Одна странная особенность дебатов заключается в том, что на самом деле Европа имеет хорошие позиции в отношении 5G - у нее есть две компании, которые являются мировыми лидерами в этой области (в той степени, в которой они не имеют себе равных даже среди поставщиков из США), и она могла бы предпринять шаги для обеспечения безопасности своих сетей. Независимость 5G по относительно низкой цене, если для решения этой задачи выделяются дополнительные ресурсы. Но для европейцев дебаты впервые продемонстрировали важность доступа к конкурентоспособным технологическим игрокам. И это остается важной темой для Европы, поскольку развитие телекоммуникационной отрасли продолжается с 6G.
Подводные кабелиПодводные кабели необходимы для функционирования всех цифровых секторов.
По этим кабелям
проходит 97% интернет-трафика и 10 триллионов долларов ежедневных финансовых транзакций . Вообще говоря, чем больше количество подводных кабелей и маршрутов, которые они обеспечивают, тем быстрее и стабильнее доступ в Интернет для стран, которые они подключают, и, следовательно, тем ниже риск прерываний, которые могут привести к краху цифровой сети.

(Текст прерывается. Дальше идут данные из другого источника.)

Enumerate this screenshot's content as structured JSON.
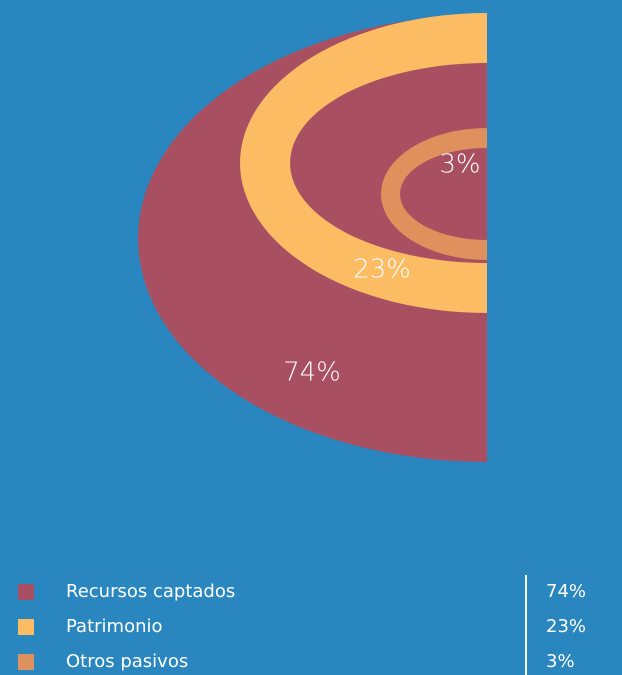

За последние несколько лет китайские и американские компании, такие как Huawei, Amazon, Microsoft, Google и Facebook, увеличили свое присутствие на рынке
подводных кабелей, связывающих как европейские, так и неевропейские средиземноморские государства с такими частями мира, как Азия и Африка. Европейские компании адаптировались к этой ситуации, сформировав консорциумы, чтобы конкурировать с американскими или китайскими международными группами. В ЕС
отсутствует всеобъемлющая стратегия для сектора, в котором отдельные правительства по-прежнему являются ключевыми игроками. Однако такая инициатива, как
подводный кабель BELLA- который связывает Европу и Латинскую Америку и будет способствовать развитию бизнеса, торговли, образования и научных исследований, основанных на данных, между двумя регионами - это хороший пример того, как ЕС может сделать все правильно, используя свой бюджет для поддержки сотрудничества между частным и государственным секторами. в этой ключевой области.

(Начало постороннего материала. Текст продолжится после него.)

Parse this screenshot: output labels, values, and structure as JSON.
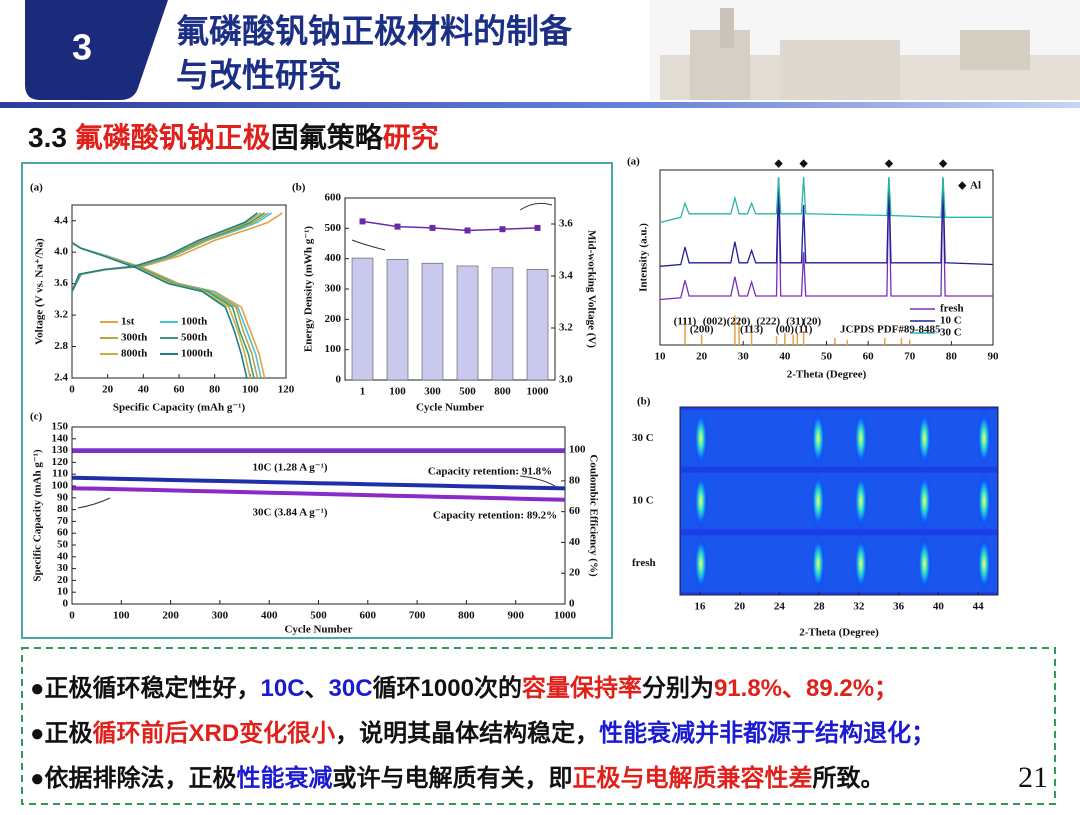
{
  "header": {
    "number": "3",
    "title_lines": [
      "氟磷酸钒钠正极材料的制备",
      "与改性研究"
    ]
  },
  "section": {
    "segments": [
      {
        "text": "3.3 ",
        "color": "#111111"
      },
      {
        "text": "氟磷酸钒钠正极",
        "color": "#e0201a"
      },
      {
        "text": "固氟策略",
        "color": "#111111"
      },
      {
        "text": "研究",
        "color": "#e0201a"
      }
    ]
  },
  "bullets": [
    {
      "segments": [
        {
          "text": "●正极循环稳定性好，",
          "color": "#111111"
        },
        {
          "text": "10C",
          "color": "#1a1ad0"
        },
        {
          "text": "、",
          "color": "#111111"
        },
        {
          "text": "30C",
          "color": "#1a1ad0"
        },
        {
          "text": "循环1000次的",
          "color": "#111111"
        },
        {
          "text": "容量保持率",
          "color": "#e0201a"
        },
        {
          "text": "分别为",
          "color": "#111111"
        },
        {
          "text": "91.8%、89.2%；",
          "color": "#e0201a"
        }
      ]
    },
    {
      "segments": [
        {
          "text": "●正极",
          "color": "#111111"
        },
        {
          "text": "循环前后XRD变化很小",
          "color": "#e0201a"
        },
        {
          "text": "，说明其晶体结构稳定，",
          "color": "#111111"
        },
        {
          "text": "性能衰减并非都源于结构退化；",
          "color": "#1a1ad0"
        }
      ]
    },
    {
      "segments": [
        {
          "text": "●依据排除法，正极",
          "color": "#111111"
        },
        {
          "text": "性能衰减",
          "color": "#1a1ad0"
        },
        {
          "text": "或许与电解质有关，即",
          "color": "#111111"
        },
        {
          "text": "正极与电解质兼容性差",
          "color": "#e0201a"
        },
        {
          "text": "所致。",
          "color": "#111111"
        }
      ]
    }
  ],
  "page_number": "21",
  "chart_data": [
    {
      "type": "line",
      "label": "(a)",
      "xlabel": "Specific Capacity (mAh g⁻¹)",
      "ylabel": "Voltage (V vs. Na⁺/Na)",
      "xlim": [
        0,
        120
      ],
      "xticks": [
        0,
        20,
        40,
        60,
        80,
        100,
        120
      ],
      "ylim": [
        2.4,
        4.6
      ],
      "yticks": [
        2.4,
        2.8,
        3.2,
        3.6,
        {
          "value": 4,
          "label": "4.0"
        },
        4.4
      ],
      "series": [
        {
          "name": "1st",
          "color": "#e8a040",
          "charge": {
            "x": [
              0,
              5,
              20,
              40,
              60,
              80,
              100,
              110,
              118
            ],
            "values": [
              3.5,
              3.72,
              3.78,
              3.82,
              3.95,
              4.15,
              4.3,
              4.38,
              4.5
            ]
          },
          "discharge": {
            "x": [
              0,
              5,
              20,
              40,
              60,
              80,
              95,
              100,
              105,
              108
            ],
            "values": [
              4.12,
              4.05,
              3.95,
              3.8,
              3.6,
              3.5,
              3.3,
              3.0,
              2.7,
              2.4
            ]
          }
        },
        {
          "name": "100th",
          "color": "#49c2d8",
          "charge": {
            "x": [
              0,
              5,
              19,
              38,
              57,
              76,
              95,
              104,
              112
            ],
            "values": [
              3.5,
              3.72,
              3.78,
              3.82,
              3.95,
              4.15,
              4.3,
              4.38,
              4.5
            ]
          },
          "discharge": {
            "x": [
              0,
              5,
              20,
              39,
              59,
              79,
              93,
              98,
              103,
              106
            ],
            "values": [
              4.12,
              4.05,
              3.95,
              3.8,
              3.6,
              3.5,
              3.3,
              3.0,
              2.7,
              2.4
            ]
          }
        },
        {
          "name": "300th",
          "color": "#b5a642",
          "charge": {
            "x": [
              0,
              5,
              19,
              37,
              56,
              75,
              93,
              102,
              110
            ],
            "values": [
              3.5,
              3.72,
              3.78,
              3.82,
              3.95,
              4.15,
              4.3,
              4.38,
              4.5
            ]
          },
          "discharge": {
            "x": [
              0,
              5,
              19,
              39,
              58,
              77,
              92,
              96,
              101,
              104
            ],
            "values": [
              4.12,
              4.05,
              3.95,
              3.8,
              3.6,
              3.5,
              3.3,
              3.0,
              2.7,
              2.4
            ]
          }
        },
        {
          "name": "500th",
          "color": "#3a9c7a",
          "charge": {
            "x": [
              0,
              5,
              18,
              37,
              55,
              73,
              92,
              100,
              108
            ],
            "values": [
              3.5,
              3.72,
              3.78,
              3.82,
              3.95,
              4.15,
              4.3,
              4.38,
              4.5
            ]
          },
          "discharge": {
            "x": [
              0,
              5,
              19,
              38,
              57,
              76,
              90,
              94,
              99,
              102
            ],
            "values": [
              4.12,
              4.05,
              3.95,
              3.8,
              3.6,
              3.5,
              3.3,
              3.0,
              2.7,
              2.4
            ]
          }
        },
        {
          "name": "800th",
          "color": "#c8b040",
          "charge": {
            "x": [
              0,
              4,
              18,
              36,
              54,
              72,
              90,
              98,
              106
            ],
            "values": [
              3.5,
              3.72,
              3.78,
              3.82,
              3.95,
              4.15,
              4.3,
              4.38,
              4.5
            ]
          },
          "discharge": {
            "x": [
              0,
              5,
              19,
              37,
              56,
              74,
              88,
              93,
              97,
              100
            ],
            "values": [
              4.12,
              4.05,
              3.95,
              3.8,
              3.6,
              3.5,
              3.3,
              3.0,
              2.7,
              2.4
            ]
          }
        },
        {
          "name": "1000th",
          "color": "#1f7f8a",
          "charge": {
            "x": [
              0,
              4,
              18,
              35,
              53,
              71,
              88,
              97,
              104
            ],
            "values": [
              3.5,
              3.72,
              3.78,
              3.82,
              3.95,
              4.15,
              4.3,
              4.38,
              4.5
            ]
          },
          "discharge": {
            "x": [
              0,
              5,
              18,
              36,
              54,
              73,
              86,
              91,
              95,
              98
            ],
            "values": [
              4.12,
              4.05,
              3.95,
              3.8,
              3.6,
              3.5,
              3.3,
              3.0,
              2.7,
              2.4
            ]
          }
        }
      ]
    },
    {
      "type": "bar",
      "label": "(b)",
      "xlabel": "Cycle Number",
      "ylabel": "Energy Density (mWh g⁻¹)",
      "y2label": "Mid-working Voltage (V)",
      "categories": [
        "1",
        "100",
        "300",
        "500",
        "800",
        "1000"
      ],
      "ylim": [
        0,
        600
      ],
      "yticks": [
        0,
        100,
        200,
        300,
        400,
        500,
        600
      ],
      "y2lim": [
        3.0,
        3.7
      ],
      "y2ticks": [
        {
          "value": 3,
          "label": "3.0"
        },
        3.2,
        3.4,
        3.6
      ],
      "series": [
        {
          "color": "#c9c9ee",
          "values": [
            402,
            398,
            385,
            376,
            370,
            365
          ]
        },
        {
          "axis": "y2",
          "color": "#6a2aa8",
          "values": [
            3.61,
            3.59,
            3.585,
            3.575,
            3.58,
            3.585
          ]
        }
      ]
    },
    {
      "type": "line",
      "label": "(c)",
      "xlabel": "Cycle Number",
      "ylabel": "Specific Capacity (mAh g⁻¹)",
      "y2label": "Coulombic Efficiency (%)",
      "xlim": [
        0,
        1000
      ],
      "xticks": [
        0,
        100,
        200,
        300,
        400,
        500,
        600,
        700,
        800,
        900,
        1000
      ],
      "ylim": [
        0,
        150
      ],
      "yticks": [
        0,
        10,
        20,
        30,
        40,
        50,
        60,
        70,
        80,
        90,
        100,
        110,
        120,
        130,
        140,
        150
      ],
      "y2lim": [
        0,
        115
      ],
      "y2ticks": [
        0,
        20,
        40,
        60,
        80,
        100
      ],
      "x": [
        1,
        50,
        100,
        150,
        200,
        250,
        300,
        350,
        400,
        450,
        500,
        550,
        600,
        650,
        700,
        750,
        800,
        850,
        900,
        950,
        1000
      ],
      "series": [
        {
          "color": "#1f2fa8",
          "values": [
            107,
            106.5,
            106,
            105.6,
            105.1,
            104.7,
            104.2,
            103.8,
            103.3,
            102.9,
            102.4,
            102,
            101.5,
            101.1,
            100.6,
            100.2,
            99.7,
            99.3,
            98.8,
            98.4,
            98
          ]
        },
        {
          "color": "#8a2ac8",
          "values": [
            98,
            97.8,
            97.3,
            96.8,
            96.3,
            95.8,
            95.3,
            94.8,
            94.3,
            93.8,
            93.3,
            92.8,
            92.3,
            91.8,
            91.3,
            90.8,
            90.3,
            89.8,
            89.3,
            88.8,
            88.3
          ]
        },
        {
          "axis": "y2",
          "color": "#1f2fa8",
          "values": [
            99.8,
            99.8,
            99.8,
            99.8,
            99.8,
            99.8,
            99.8,
            99.8,
            99.8,
            99.8,
            99.8,
            99.8,
            99.8,
            99.8,
            99.8,
            99.8,
            99.8,
            99.8,
            99.8,
            99.8,
            99.8
          ]
        },
        {
          "axis": "y2",
          "color": "#8a2ac8",
          "values": [
            99.4,
            99.4,
            99.4,
            99.4,
            99.4,
            99.4,
            99.4,
            99.4,
            99.4,
            99.4,
            99.4,
            99.4,
            99.4,
            99.4,
            99.4,
            99.4,
            99.4,
            99.4,
            99.4,
            99.4,
            99.4
          ]
        }
      ],
      "annotations": [
        "10C (1.28 A g⁻¹)",
        "Capacity retention: 91.8%",
        "30C (3.84 A g⁻¹)",
        "Capacity retention: 89.2%"
      ]
    },
    {
      "type": "line",
      "label": "(a)",
      "xlabel": "2-Theta (Degree)",
      "ylabel": "Intensity (a.u.)",
      "xlim": [
        10,
        90
      ],
      "xticks": [
        10,
        20,
        30,
        40,
        50,
        60,
        70,
        80,
        90
      ],
      "ylim": [
        0,
        10
      ],
      "x": [
        10,
        15,
        16,
        17,
        27,
        28,
        29,
        31,
        32,
        33,
        38,
        38.5,
        39,
        44,
        44.5,
        45,
        64.5,
        65,
        65.5,
        77.5,
        78,
        78.5,
        90
      ],
      "series": [
        {
          "name": "fresh",
          "color": "#7a2fb8",
          "values": [
            2.6,
            2.7,
            3.7,
            2.8,
            2.8,
            3.9,
            2.8,
            2.8,
            3.6,
            2.8,
            2.8,
            9.5,
            2.8,
            2.8,
            5.3,
            2.8,
            2.8,
            9.5,
            2.8,
            2.8,
            9.5,
            2.8,
            2.8
          ]
        },
        {
          "name": "10 C",
          "color": "#1f1f9a",
          "values": [
            4.5,
            4.6,
            5.6,
            4.7,
            4.7,
            5.9,
            4.7,
            4.7,
            5.4,
            4.7,
            4.7,
            9.5,
            4.7,
            4.7,
            8,
            4.7,
            4.7,
            9.5,
            4.7,
            4.7,
            9.5,
            4.7,
            4.6
          ]
        },
        {
          "name": "30 C",
          "color": "#2ab5a5",
          "values": [
            7,
            7.3,
            8.1,
            7.5,
            7.5,
            8.4,
            7.5,
            7.5,
            8.1,
            7.5,
            7.5,
            9.6,
            7.5,
            7.5,
            9.6,
            7.5,
            7.4,
            9.6,
            7.4,
            7.3,
            9.6,
            7.3,
            7.3
          ]
        }
      ],
      "reference": {
        "name": "JCPDS PDF#89-8485",
        "color": "#e8a040",
        "x": [
          16,
          20,
          28,
          29,
          32,
          38,
          40,
          42,
          43,
          44.5,
          52,
          55,
          64,
          68,
          70
        ],
        "values": [
          1.5,
          0.6,
          1.7,
          1.5,
          1.2,
          0.5,
          0.7,
          0.6,
          0.6,
          0.8,
          0.4,
          0.3,
          0.4,
          0.4,
          0.3
        ]
      },
      "hkl": [
        {
          "x": 16,
          "label": "(111)"
        },
        {
          "x": 20,
          "label": "(200)"
        },
        {
          "x": 26,
          "label": "(002)(220)"
        },
        {
          "x": 32,
          "label": "(113)"
        },
        {
          "x": 36,
          "label": "(222)"
        },
        {
          "x": 40,
          "label": "(00)"
        },
        {
          "x": 42.5,
          "label": "(31)"
        },
        {
          "x": 44.5,
          "label": "(11)"
        },
        {
          "x": 46.5,
          "label": "(20)"
        }
      ],
      "marker": {
        "symbol": "◆",
        "label": "Al",
        "x": [
          38.5,
          44.5,
          65,
          78
        ]
      }
    },
    {
      "type": "heatmap",
      "label": "(b)",
      "xlabel": "2-Theta (Degree)",
      "xlim": [
        14,
        46
      ],
      "xticks": [
        16,
        20,
        24,
        28,
        32,
        36,
        40,
        44
      ],
      "categories": [
        "fresh",
        "10 C",
        "30 C"
      ],
      "peaks": [
        16.1,
        27.9,
        32.2,
        38.6,
        44.6
      ]
    }
  ]
}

Если ЕС не сможет проецировать свою мощь в Средиземноморье, другие глобальные игроки заполнят это пространство и создадут зависимость для Европы и ее партнеров. Эти игроки смогут проникнуть в цифровую экономику стран Ближнего Востока и Африки в ущерб европейским экономическим интересам. Кроме того, подводные кабели связаны с угрозами безопасности. Компании часто потенциально имеют доступ к данным, передаваемым по кабелям, которыми они управляют. В этом сценарии физическая защита этого типа инфраструктуры, вероятно, будет становиться все более сложной для ЕС и для всех организаций, участвующих в этом секторе. Физический ущерб этой инфраструктуре может быть катастрофическим.